Investors will hold boards “accountable” if they litigate over proxy access – Council of Institutional Investors

US $3trn investor body writes to CEOs of advisory firms ISS and Glass Lewis

The Council of Institutional Investors (CII), the US-based association of pension funds, endowments and foundations with combined assets of more than $3trn (€2.6trn), says investors will hold company boards “accountable” if they litigate to exclude shareholder ‘proxy access’ proposals in the latest sign that the controversy over investors’ right to nominate directors is not going away.

The US shareholder proposal system has been thrown into uncertainty by a decision by the Securities and Exchange Commission (SEC) to review the process, sparked off by a ‘proxy access’ proposal filed by activist James McRitchie at retailer Whole Foods.

This eventually led to a letter
to the CEOs of proxy advisory firms Institutional Shareholder Services (ISS) and Glass Lewis from corporate lobby group the Business Roundtable, which represents CEOs of leading US companies, warning that companies may have “no choice but to consider litigation” during the SEC review.

The Business Roundtable asked ISS and Glass Lewis to “exercise restraint” while the SEC considers its stance.

Now the CII has itself written to ISS and Glass Lewis, making a rare plea to them for “special scrutiny” on boards that decide to litigate or exclude conflicting proposals.In the letter to ISS’s CEO Gary Retelny and Glass Lewis’ CEO Katherine Rabin, CII Executive Director Ann Yerger says the body has never previously commented to proxy firms on company-specific voting recommendations.
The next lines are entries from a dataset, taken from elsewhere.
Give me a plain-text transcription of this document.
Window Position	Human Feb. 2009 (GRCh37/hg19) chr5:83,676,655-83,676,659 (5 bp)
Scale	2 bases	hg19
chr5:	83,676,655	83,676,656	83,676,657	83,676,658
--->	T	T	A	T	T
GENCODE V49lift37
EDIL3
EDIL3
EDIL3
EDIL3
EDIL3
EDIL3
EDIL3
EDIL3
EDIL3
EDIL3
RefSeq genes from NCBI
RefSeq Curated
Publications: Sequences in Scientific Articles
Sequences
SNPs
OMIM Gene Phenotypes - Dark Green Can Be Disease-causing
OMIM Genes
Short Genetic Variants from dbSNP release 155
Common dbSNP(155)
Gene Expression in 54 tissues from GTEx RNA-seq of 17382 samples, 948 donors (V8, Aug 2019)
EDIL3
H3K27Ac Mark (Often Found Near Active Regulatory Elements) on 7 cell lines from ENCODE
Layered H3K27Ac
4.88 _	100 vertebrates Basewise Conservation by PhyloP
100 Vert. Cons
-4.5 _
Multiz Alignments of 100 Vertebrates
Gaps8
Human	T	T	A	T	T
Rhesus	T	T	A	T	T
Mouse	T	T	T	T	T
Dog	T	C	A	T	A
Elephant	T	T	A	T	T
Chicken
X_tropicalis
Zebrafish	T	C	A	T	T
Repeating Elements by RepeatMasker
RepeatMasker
But, the CII has decided to provide input given the “current uncertainty surrounding shareholder-proposed proxy access proposals” and the Business Roundtable’s letter.

Yerger said the CII has had recent conversations with global institutional investors representing “trillions in equity investment” that they intend to hold some directors or the entire board accountable if “a company elects to litigate or to exclude” a non-binding proxy access shareholder proposal from its AGM agenda.

Such “gamesmanship”, Yerger writes, is “inconsistent with the purpose of the shareholder proposal rule” as well as a departure from previous, mostly “respectful dialogue” between companies and investors on governance issues.

Yerger makes the point that while there is “great controversy” over institutional investors’ reliance or otherwise on proxy firms’ recommendations, the CII’s view is that most take account of “all relevant information” when voting at company meetings.